Proteomics Analysis of Preeclampsia, a Systematic Review of Maternal and Fetal Compartments
Frances Wong and Brian Cox*
Department of Physiology, University of Toronto, Toronto, Canada, M5S 1A8
- *Corresponding Author:
- Brian Cox
Department of Physiology
Faculty of Medicine, Medical Sciences Building, 3360
University of Toronto, King’s College Circle
Toronto, ON Canada M5S 1A8
E-mail: [email protected]
Received Date: May 04, 2014; Accepted Date: May 27, 2014; Published Date: May 30, 2014
Citation: Wong F, Cox B (2014) Proteomics Analysis of Preeclampsia, a Systematic Review of Maternal and Fetal Compartments. J Proteomics Bioinform S10:001. doi: 10.4172/jpb.S10-001
Copyright: © 2014 Wong F, et al. This is an open-access article distributed under the terms of the Creative Commons Attribution License, which permits unrestricted use, distribution, and reproduction in any medium, provided the original author and source are credited.

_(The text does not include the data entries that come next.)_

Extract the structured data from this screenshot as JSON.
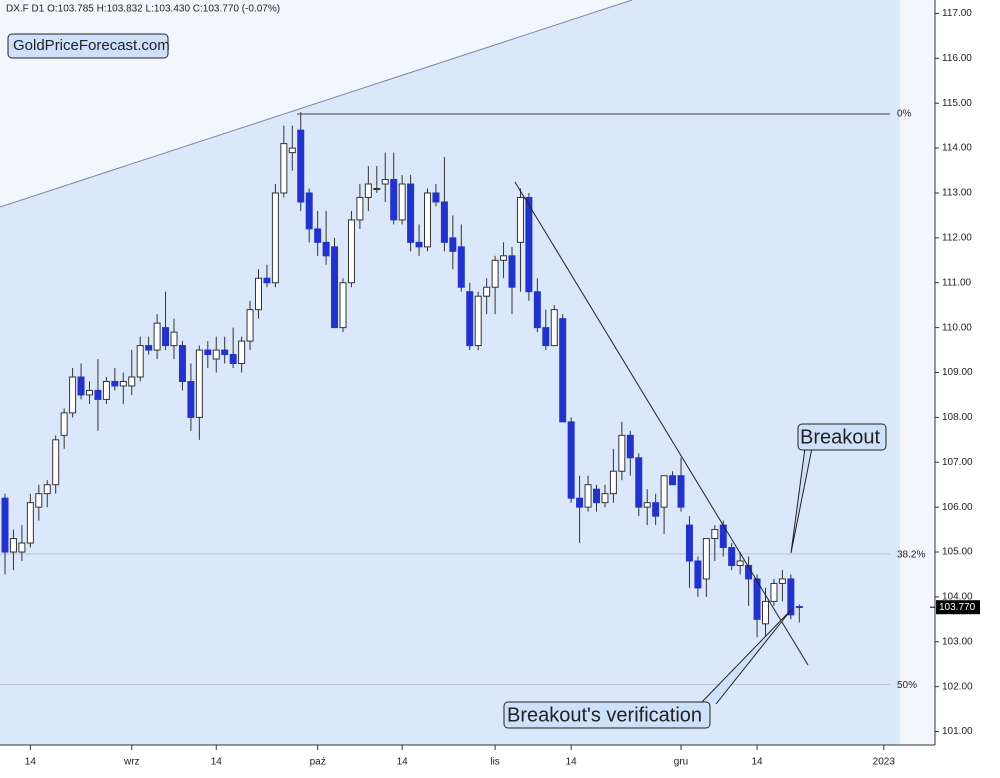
{
  "chart_data": {
    "type": "candlestick",
    "title": "DX.F  D1  O:103.785  H:103.832  L:103.430  C:103.770  (-0.07%)",
    "watermark": "GoldPriceForecast.com",
    "categories": [
      null,
      null,
      null,
      "14",
      null,
      null,
      null,
      null,
      null,
      null,
      null,
      null,
      null,
      null,
      null,
      "wrz",
      null,
      null,
      null,
      null,
      null,
      null,
      null,
      null,
      null,
      "14",
      null,
      null,
      null,
      null,
      null,
      null,
      null,
      null,
      null,
      null,
      null,
      "paź",
      null,
      null,
      null,
      null,
      null,
      null,
      null,
      null,
      null,
      "14",
      null,
      null,
      null,
      null,
      null,
      null,
      null,
      null,
      null,
      null,
      "lis",
      null,
      null,
      null,
      null,
      null,
      null,
      null,
      null,
      "14",
      null,
      null,
      null,
      null,
      null,
      null,
      null,
      null,
      null,
      null,
      null,
      null,
      "gru",
      null,
      null,
      null,
      null,
      null,
      null,
      null,
      null,
      "14",
      null,
      null,
      null,
      null,
      null,
      null,
      null,
      null,
      null,
      null,
      null,
      null,
      null,
      null,
      "2023"
    ],
    "open": [
      106.2,
      105.0,
      105.0,
      105.2,
      106.0,
      106.3,
      106.5,
      107.6,
      108.1,
      108.9,
      108.5,
      108.6,
      108.4,
      108.8,
      108.7,
      108.7,
      108.9,
      109.6,
      109.5,
      110.0,
      109.6,
      109.6,
      108.8,
      108.0,
      109.5,
      109.3,
      109.5,
      109.4,
      109.2,
      109.7,
      110.4,
      111.1,
      111.0,
      113.0,
      113.9,
      114.4,
      113.0,
      112.2,
      111.9,
      111.8,
      110.0,
      111.0,
      112.4,
      112.9,
      113.1,
      113.2,
      113.3,
      112.4,
      113.2,
      111.9,
      111.8,
      113.0,
      112.8,
      112.0,
      111.8,
      110.8,
      109.6,
      110.7,
      110.9,
      111.5,
      111.6,
      111.9,
      112.9,
      110.8,
      110.0,
      109.6,
      110.2,
      107.9,
      106.2,
      106.0,
      106.4,
      106.1,
      106.3,
      106.8,
      107.6,
      107.1,
      106.0,
      106.1,
      106.0,
      106.7,
      106.7,
      105.6,
      104.8,
      104.4,
      105.3,
      105.6,
      105.1,
      104.7,
      104.7,
      104.4,
      103.4,
      103.9,
      104.3,
      104.4,
      103.785,
      null,
      null,
      null,
      null,
      null,
      null,
      null,
      null,
      null,
      null
    ],
    "high": [
      106.3,
      105.5,
      105.6,
      106.3,
      106.5,
      106.6,
      107.6,
      108.2,
      109.1,
      109.2,
      108.8,
      109.3,
      108.9,
      109.1,
      109.0,
      109.5,
      109.8,
      109.8,
      110.3,
      110.8,
      110.2,
      109.7,
      109.2,
      109.6,
      109.7,
      109.8,
      109.8,
      110.0,
      109.8,
      110.6,
      111.3,
      111.4,
      113.2,
      114.5,
      114.5,
      114.8,
      113.1,
      112.6,
      112.6,
      112.0,
      111.1,
      112.6,
      113.2,
      113.6,
      113.6,
      113.9,
      113.9,
      113.4,
      113.4,
      112.3,
      113.1,
      113.2,
      113.8,
      112.5,
      112.3,
      111.0,
      110.8,
      111.1,
      111.6,
      111.9,
      111.8,
      113.1,
      113.0,
      111.1,
      110.4,
      110.5,
      110.3,
      108.0,
      106.7,
      106.7,
      106.5,
      106.5,
      107.3,
      107.9,
      107.7,
      107.2,
      106.4,
      106.3,
      106.7,
      106.8,
      107.1,
      105.8,
      104.9,
      105.3,
      105.6,
      105.7,
      105.2,
      105.0,
      104.9,
      104.5,
      104.2,
      104.4,
      104.6,
      104.5,
      103.832,
      null,
      null,
      null,
      null,
      null,
      null,
      null,
      null,
      null,
      null
    ],
    "low": [
      104.5,
      104.6,
      104.8,
      105.1,
      105.7,
      106.0,
      106.3,
      107.3,
      108.0,
      108.4,
      108.3,
      107.7,
      108.3,
      108.6,
      108.3,
      108.5,
      108.8,
      109.4,
      109.3,
      109.5,
      109.3,
      108.6,
      107.7,
      107.5,
      109.1,
      109.0,
      109.2,
      109.1,
      109.0,
      109.5,
      110.2,
      110.9,
      110.9,
      112.9,
      113.5,
      112.6,
      111.9,
      111.6,
      111.4,
      110.0,
      109.9,
      110.9,
      112.2,
      112.6,
      113.0,
      112.8,
      112.3,
      112.3,
      111.7,
      111.6,
      111.7,
      112.7,
      111.7,
      111.3,
      110.8,
      109.5,
      109.5,
      110.3,
      110.3,
      111.1,
      110.3,
      110.8,
      110.6,
      109.9,
      109.5,
      109.6,
      107.9,
      106.1,
      105.2,
      105.9,
      105.9,
      106.0,
      106.1,
      106.6,
      106.7,
      105.8,
      105.6,
      105.6,
      105.4,
      106.5,
      105.9,
      104.2,
      104.0,
      104.0,
      104.8,
      104.9,
      104.6,
      104.5,
      103.8,
      103.1,
      103.0,
      103.8,
      103.9,
      103.5,
      103.43,
      null,
      null,
      null,
      null,
      null,
      null,
      null,
      null,
      null,
      null
    ],
    "close": [
      105.0,
      105.3,
      105.2,
      106.1,
      106.3,
      106.5,
      107.5,
      108.1,
      108.9,
      108.5,
      108.6,
      108.4,
      108.8,
      108.7,
      108.8,
      108.9,
      109.6,
      109.5,
      110.1,
      109.6,
      109.9,
      108.8,
      108.0,
      109.5,
      109.4,
      109.5,
      109.4,
      109.2,
      109.7,
      110.4,
      111.1,
      111.0,
      113.0,
      114.1,
      114.0,
      112.8,
      112.2,
      111.9,
      111.6,
      110.0,
      111.0,
      112.4,
      112.9,
      113.2,
      113.1,
      113.3,
      112.4,
      113.2,
      111.9,
      111.8,
      113.0,
      112.8,
      111.9,
      111.7,
      110.9,
      109.6,
      110.7,
      110.9,
      111.5,
      111.6,
      110.9,
      112.9,
      110.8,
      110.0,
      109.6,
      110.4,
      107.9,
      106.2,
      106.0,
      106.5,
      106.1,
      106.3,
      106.8,
      107.6,
      107.1,
      106.0,
      106.1,
      105.8,
      106.7,
      106.5,
      106.0,
      104.8,
      104.2,
      105.3,
      105.5,
      105.1,
      104.7,
      104.8,
      104.4,
      103.5,
      103.9,
      104.3,
      104.4,
      103.6,
      103.77,
      null,
      null,
      null,
      null,
      null,
      null,
      null,
      null,
      null,
      null
    ],
    "up_color": "#ffffff",
    "down_color": "#2233cc",
    "ylim": [
      100.7,
      117.3
    ],
    "yticks": [
      {
        "value": 101,
        "label": "101.00"
      },
      {
        "value": 102,
        "label": "102.00"
      },
      {
        "value": 103,
        "label": "103.00"
      },
      {
        "value": 104,
        "label": "104.00"
      },
      {
        "value": 105,
        "label": "105.00"
      },
      {
        "value": 106,
        "label": "106.00"
      },
      {
        "value": 107,
        "label": "107.00"
      },
      {
        "value": 108,
        "label": "108.00"
      },
      {
        "value": 109,
        "label": "109.00"
      },
      {
        "value": 110,
        "label": "110.00"
      },
      {
        "value": 111,
        "label": "111.00"
      },
      {
        "value": 112,
        "label": "112.00"
      },
      {
        "value": 113,
        "label": "113.00"
      },
      {
        "value": 114,
        "label": "114.00"
      },
      {
        "value": 115,
        "label": "115.00"
      },
      {
        "value": 116,
        "label": "116.00"
      },
      {
        "value": 117,
        "label": "117.00"
      }
    ],
    "fib_levels": [
      {
        "value": 114.76,
        "label": "0%"
      },
      {
        "value": 104.96,
        "label": "38.2%"
      },
      {
        "value": 102.05,
        "label": "50%"
      }
    ],
    "last_price": {
      "value": 103.77,
      "label": "103.770"
    },
    "annotations": [
      "Breakout",
      "Breakout's verification"
    ]
  }
}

Preeclampsia is a relatively common hypertensive disorder of pregnancy that remains a high cause of maternal and fetal death due to the lack of early detection and treatment options. While the etiology is unclear, the placenta is the origin of preeclampsia and it releases factors into maternal circulation to induce systemic endothelial dysfunction. Preeclampsia is a heterogeneous condition and a single biomarker is likely incapable of identifying all women at risk of developing the condition. Proteomic efforts have been largely directed to analysis of maternal blood serum or the placental tissue. Altered protein expression in the placenta suggests a role in the development of preeclampsia while altered protein expression in maternal serum indicates factors secreted from the placenta or maternal responses to these factors.

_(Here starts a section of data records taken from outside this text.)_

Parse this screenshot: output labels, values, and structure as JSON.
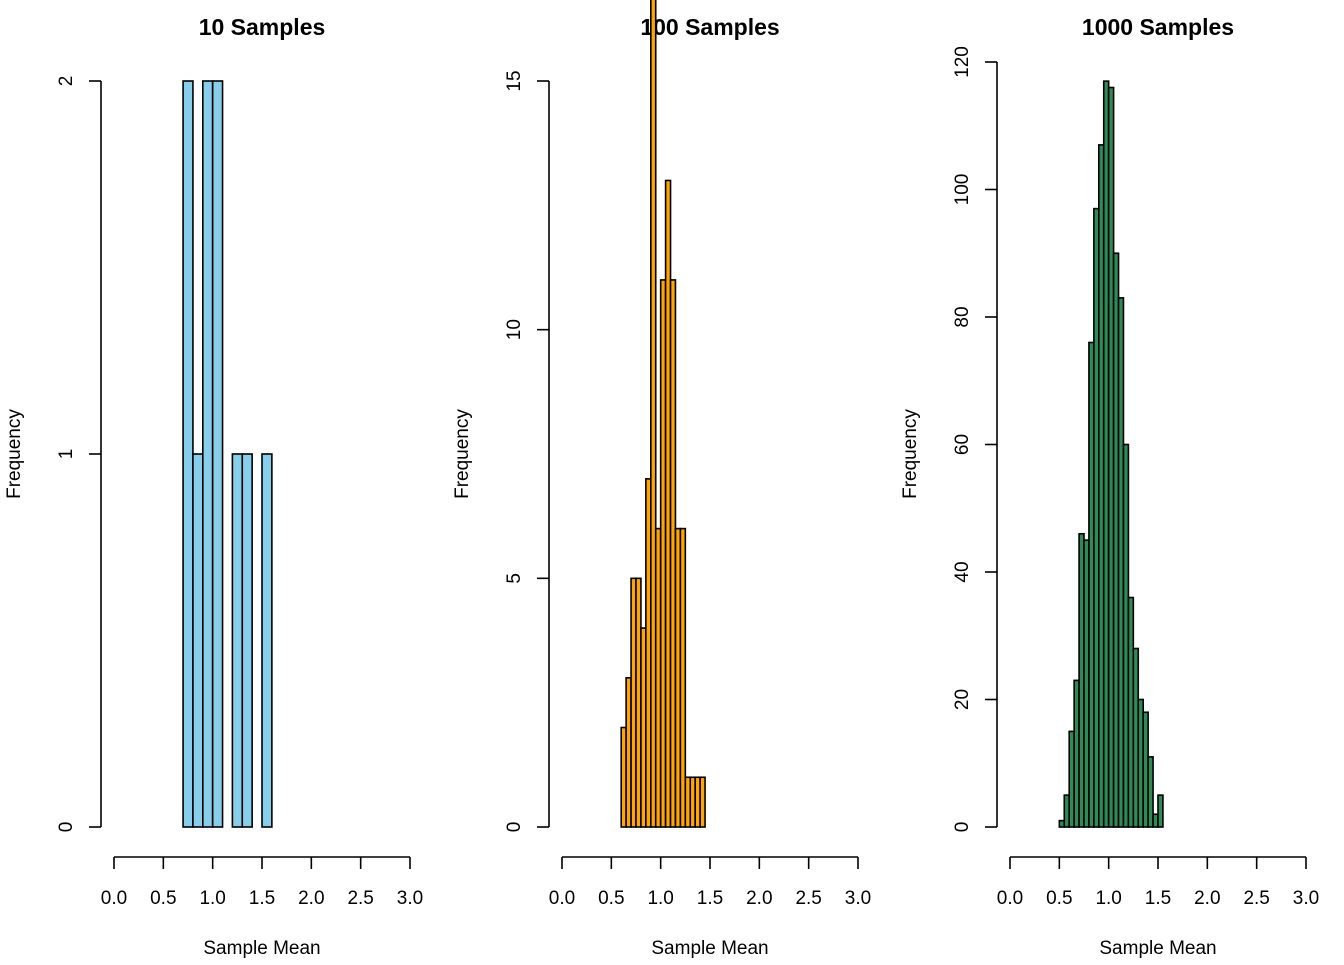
{
  "chart_data": [
    {
      "type": "bar",
      "title": "10 Samples",
      "xlabel": "Sample Mean",
      "ylabel": "Frequency",
      "color": "#87CEEB",
      "bin_width": 0.1,
      "xlim": [
        0,
        3
      ],
      "xticks": [
        "0.0",
        "0.5",
        "1.0",
        "1.5",
        "2.0",
        "2.5",
        "3.0"
      ],
      "ylim": [
        0,
        2
      ],
      "yticks": [
        "0",
        "1",
        "2"
      ],
      "bins": [
        {
          "x0": 0.7,
          "x1": 0.8,
          "count": 2
        },
        {
          "x0": 0.8,
          "x1": 0.9,
          "count": 1
        },
        {
          "x0": 0.9,
          "x1": 1.0,
          "count": 2
        },
        {
          "x0": 1.0,
          "x1": 1.1,
          "count": 2
        },
        {
          "x0": 1.1,
          "x1": 1.2,
          "count": 0
        },
        {
          "x0": 1.2,
          "x1": 1.3,
          "count": 1
        },
        {
          "x0": 1.3,
          "x1": 1.4,
          "count": 1
        },
        {
          "x0": 1.4,
          "x1": 1.5,
          "count": 0
        },
        {
          "x0": 1.5,
          "x1": 1.6,
          "count": 1
        }
      ]
    },
    {
      "type": "bar",
      "title": "100 Samples",
      "xlabel": "Sample Mean",
      "ylabel": "Frequency",
      "color": "#FFA500",
      "bin_width": 0.05,
      "xlim": [
        0,
        3
      ],
      "xticks": [
        "0.0",
        "0.5",
        "1.0",
        "1.5",
        "2.0",
        "2.5",
        "3.0"
      ],
      "ylim": [
        0,
        17
      ],
      "yticks": [
        "0",
        "5",
        "10",
        "15"
      ],
      "bins": [
        {
          "x0": 0.6,
          "x1": 0.65,
          "count": 2
        },
        {
          "x0": 0.65,
          "x1": 0.7,
          "count": 3
        },
        {
          "x0": 0.7,
          "x1": 0.75,
          "count": 5
        },
        {
          "x0": 0.75,
          "x1": 0.8,
          "count": 5
        },
        {
          "x0": 0.8,
          "x1": 0.85,
          "count": 4
        },
        {
          "x0": 0.85,
          "x1": 0.9,
          "count": 7
        },
        {
          "x0": 0.9,
          "x1": 0.95,
          "count": 17
        },
        {
          "x0": 0.95,
          "x1": 1.0,
          "count": 6
        },
        {
          "x0": 1.0,
          "x1": 1.05,
          "count": 11
        },
        {
          "x0": 1.05,
          "x1": 1.1,
          "count": 13
        },
        {
          "x0": 1.1,
          "x1": 1.15,
          "count": 11
        },
        {
          "x0": 1.15,
          "x1": 1.2,
          "count": 6
        },
        {
          "x0": 1.2,
          "x1": 1.25,
          "count": 6
        },
        {
          "x0": 1.25,
          "x1": 1.3,
          "count": 1
        },
        {
          "x0": 1.3,
          "x1": 1.35,
          "count": 1
        },
        {
          "x0": 1.35,
          "x1": 1.4,
          "count": 1
        },
        {
          "x0": 1.4,
          "x1": 1.45,
          "count": 1
        }
      ]
    },
    {
      "type": "bar",
      "title": "1000 Samples",
      "xlabel": "Sample Mean",
      "ylabel": "Frequency",
      "color": "#2E8B57",
      "bin_width": 0.05,
      "xlim": [
        0,
        3
      ],
      "xticks": [
        "0.0",
        "0.5",
        "1.0",
        "1.5",
        "2.0",
        "2.5",
        "3.0"
      ],
      "ylim": [
        0,
        120
      ],
      "yticks": [
        "0",
        "20",
        "40",
        "60",
        "80",
        "100",
        "120"
      ],
      "bins": [
        {
          "x0": 0.5,
          "x1": 0.55,
          "count": 1
        },
        {
          "x0": 0.55,
          "x1": 0.6,
          "count": 5
        },
        {
          "x0": 0.6,
          "x1": 0.65,
          "count": 15
        },
        {
          "x0": 0.65,
          "x1": 0.7,
          "count": 23
        },
        {
          "x0": 0.7,
          "x1": 0.75,
          "count": 46
        },
        {
          "x0": 0.75,
          "x1": 0.8,
          "count": 45
        },
        {
          "x0": 0.8,
          "x1": 0.85,
          "count": 76
        },
        {
          "x0": 0.85,
          "x1": 0.9,
          "count": 97
        },
        {
          "x0": 0.9,
          "x1": 0.95,
          "count": 107
        },
        {
          "x0": 0.95,
          "x1": 1.0,
          "count": 117
        },
        {
          "x0": 1.0,
          "x1": 1.05,
          "count": 116
        },
        {
          "x0": 1.05,
          "x1": 1.1,
          "count": 90
        },
        {
          "x0": 1.1,
          "x1": 1.15,
          "count": 83
        },
        {
          "x0": 1.15,
          "x1": 1.2,
          "count": 60
        },
        {
          "x0": 1.2,
          "x1": 1.25,
          "count": 36
        },
        {
          "x0": 1.25,
          "x1": 1.3,
          "count": 28
        },
        {
          "x0": 1.3,
          "x1": 1.35,
          "count": 20
        },
        {
          "x0": 1.35,
          "x1": 1.4,
          "count": 18
        },
        {
          "x0": 1.4,
          "x1": 1.45,
          "count": 11
        },
        {
          "x0": 1.45,
          "x1": 1.5,
          "count": 2
        },
        {
          "x0": 1.5,
          "x1": 1.55,
          "count": 5
        }
      ]
    }
  ]
}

In this systemic review, 12 studies comparing samples from preeclamptic and normotensive pregnancies using mass spectrometry based techniques were selected and 401 proteins with significantly altered expression in preeclampsia were observed across all studies. Inter-study comparison identified 52 proteins as significant in two or more studies. These 52 proteins were enriched for 22 pathways, including several previously implicated in preeclampsia such as hemostasis, immune response, and lipid metabolism which is a focus of this analysis. Significantly, the proteins complement component 4 and apolipoprotein E were observed with aberrant expression at week 12 before the clinical diagnosis of preeclampsia indicating promising roles as clinical biomarkers. Future studies of secretions from placenta villi explants can relate misrepresented proteins in the placenta to the altered protein profile in the maternal circulation resulting in systemic dysfunction.